Repository URL:
http://scholarworks.unist.ac.kr/handle/201301/21091
DOI:
10.1109/tthz.2016.2637868
Author(s):
Sawant, Ashwini; Yu, Dongho; Kim, Dongsung; Choe, Mun Seok; Choi, EunMi
Publisher(s):
Institute of Electrical and Electronics Engineers (IEEE); IEEE-INST ELECTRICAL ELECTRONICS ENGINEERS INC
Tags:
Physics and Astronomy; Engineering; Gyrotron; orbital angular momentum (OAM); phase retrieval; vortex beams
article description
We present a phase coefficient optimization technique for determining the vortex charge of a high-power orbital angular momentum beam. This high-power vortex beam is generated by transmitting a Gaussian-like beam emitted by a gyrotron with an output power of 25 kW through a spiral phase plate (SPP), which introduces a vorticity at the center of the beam characterized by the geometrical parameters of the SPP. One rigorous, intensity-measurement-based, phase retrieval technique, known as the Gerchberg-Saxton algorithm, does not converge to a correct solution because of the presence of a phase singularity in the high-power vortex beam.
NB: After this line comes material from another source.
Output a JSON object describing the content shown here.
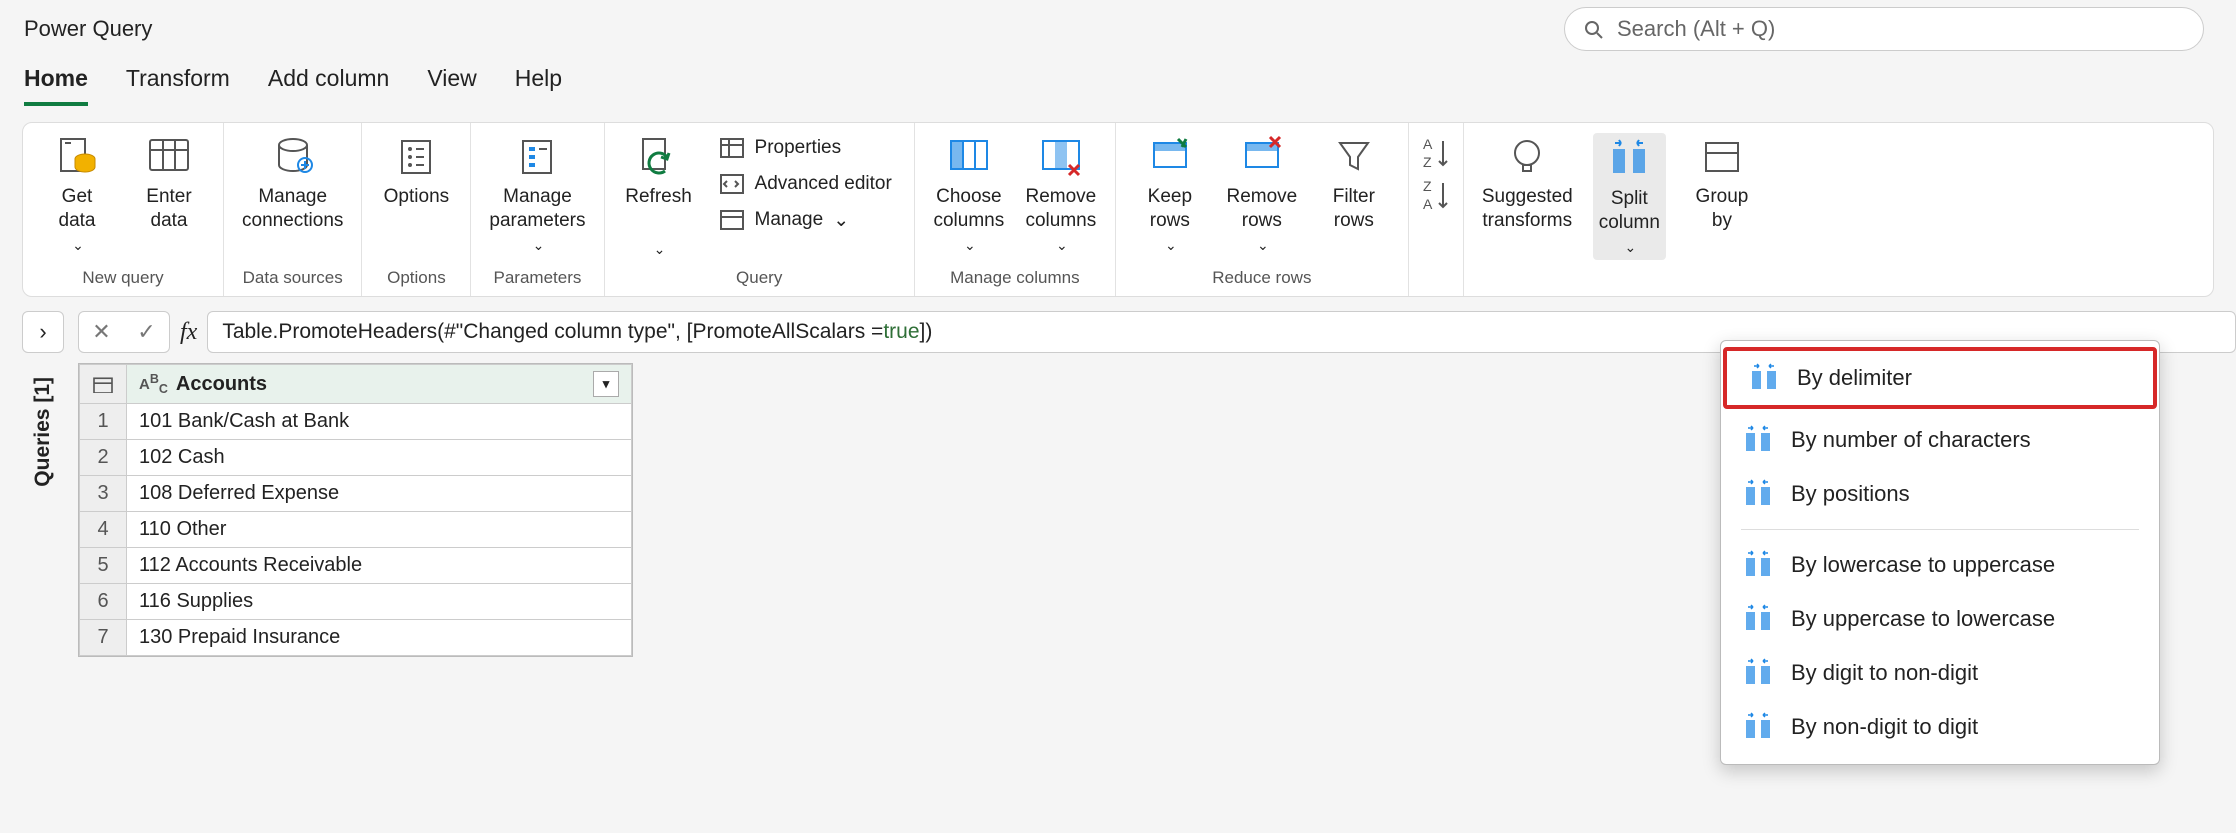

Here, we introduce a new phase retrieval algorithm that chooses an appropriate initial phase estimate. This technique yields successful vortex charge determination for both low- and high-power vortex beams. The retrieved intensity profiles show 99.51% and 99.27% intensity regeneration at measurement planes with optimized initial phase estimates for the low- and high-power beams, respectively.